Sunday, March 3, 2013

Growing Up Is Hard To Do


Earlier this week I ate lunch with two students in the cafeteria. One is a former student twice-over and one is a current.  They're nice kids.  (I should say nice young people!). Anyhow, the one is a kid whose whole life until now has been baseball.  Growing up, in high school, and into college, it always came first and was most important.  But now he's looking at graduation soon and trying to figure out the best plan to complete his major...he decided to sit out this season in the event he decides to transfer and would still have eligibility.  He said near the end of the conversation something like 'the mature thing to do would be to just give up baseball, let it go...'  My response was something like 'well, perhaps.  But maybe not.'

I've been thinking about it since.  Years ago I might have given no thought to this being a choice.  I can see myself saying then, "well, yes, it's time to move forward. Be the grown-up now...". But now that I've lived a bit more (the nice way to say that I'm getting old!), I'm not so sure. I mean, if college is to mark the end of his competitive sports life, and its something he loves, it's no small decision to give it up. It occurs to me, now at this point in my life, that having something I love to do and that makes sense as part of my life isn't something I'd want to let go lightly.  Plus, what's the harm in sticking with it if the whole rest of my life I won't have it.  It's just another year or 2 in comparison to what certainly one hopes will be many more decades of experiences.
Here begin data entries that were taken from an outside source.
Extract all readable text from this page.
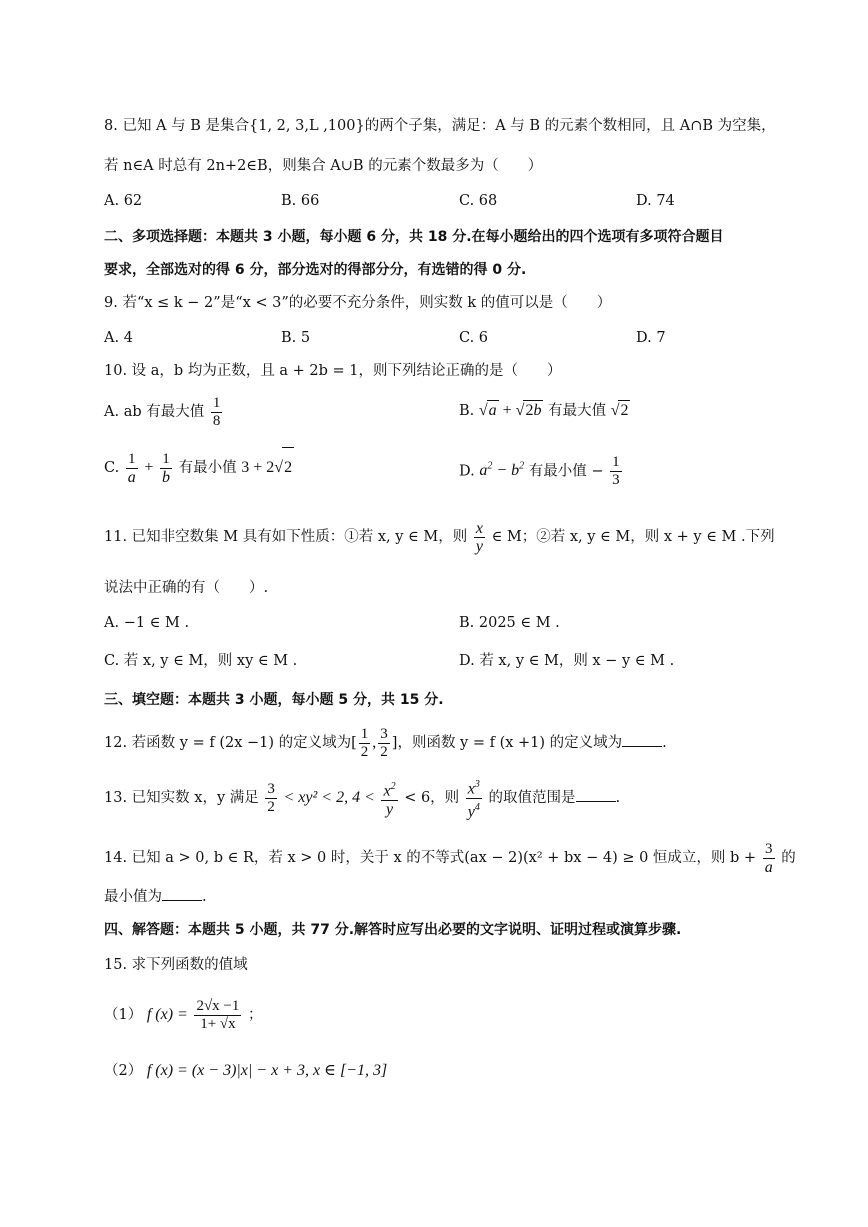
8. 已知 A 与 B 是集合{1, 2, 3,L ,100}的两个子集，满足：A 与 B 的元素个数相同，且 A∩B 为空集，
若 n∈A 时总有 2n+2∈B，则集合 A∪B 的元素个数最多为（　　）
A. 62	B. 66	C. 68	D. 74
二、多项选择题：本题共 3 小题，每小题 6 分，共 18 分.在每小题给出的四个选项有多项符合题目
要求，全部选对的得 6 分，部分选对的得部分分，有选错的得 0 分.
9. 若“x ≤ k − 2”是“x < 3”的必要不充分条件，则实数 k 的值可以是（　　）
A. 4	B. 5	C. 6	D. 7
10. 设 a，b 均为正数，且 a + 2b = 1，则下列结论正确的是（　　）
A. ab 有最大值 $\frac{1}{8}$	B. √a + √2b 有最大值 √2
C. $\frac{1}{a} + \frac{1}{b}$ 有最小值 3 + 2√2	D. $a^2 - b^2$ 有最小值 − $\frac{1}{3}$
11. 已知非空数集 M 具有如下性质：①若 x, y ∈ M，则 $\frac{x}{y}$ ∈ M；②若 x, y ∈ M，则 x + y ∈ M .下列
说法中正确的有（　　）.
A. −1 ∈ M .	B. 2025 ∈ M .
C. 若 x, y ∈ M，则 xy ∈ M .	D. 若 x, y ∈ M，则 x − y ∈ M .
三、填空题：本题共 3 小题，每小题 5 分，共 15 分.
12. 若函数 y = f (2x −1) 的定义域为[ $\frac{1}{2}$ , $\frac{3}{2}$ ]，则函数 y = f (x +1) 的定义域为	.
13. 已知实数 x，y 满足 $\frac{3}{2} < xy^2 < 2$, $4 < \frac{x^2}{y} < 6$，则 $\frac{x^3}{y^4}$ 的取值范围是	.
14. 已知 a > 0, b ∈ R，若 x > 0 时，关于 x 的不等式(ax − 2)(x² + bx − 4) ≥ 0 恒成立，则 $b + \frac{3}{a}$ 的
最小值为	.
四、解答题：本题共 5 小题，共 77 分.解答时应写出必要的文字说明、证明过程或演算步骤.
15. 求下列函数的值域
（1） f $(x) = \frac{2√x -1}{1+ √x}$ ；
（2） f (x) = (x − 3)|x| − x + 3, x ∈ [−1, 3]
Perhaps with age has come the recognition that holding on to those things that bring our lives great joy and fuel our deepest passions and interests are the most significant. For without them what kind of life is it really?  So, I say consider such decisions with care and reflection, taking seriously whatever it is that makes you soar.

I'll close with this...whatever decision this former student of mine makes likely won't be easy.  Indeed there are costs for whatever big life choices we make.  But I wish him well, acknowleding that sometimes, maybe all the time, it's things like this that make folks say, growing up is hard to do.  I just hope that however things go, for him and us all in the midst of such moments, we remember where we find joy and seek to embrace and follow that.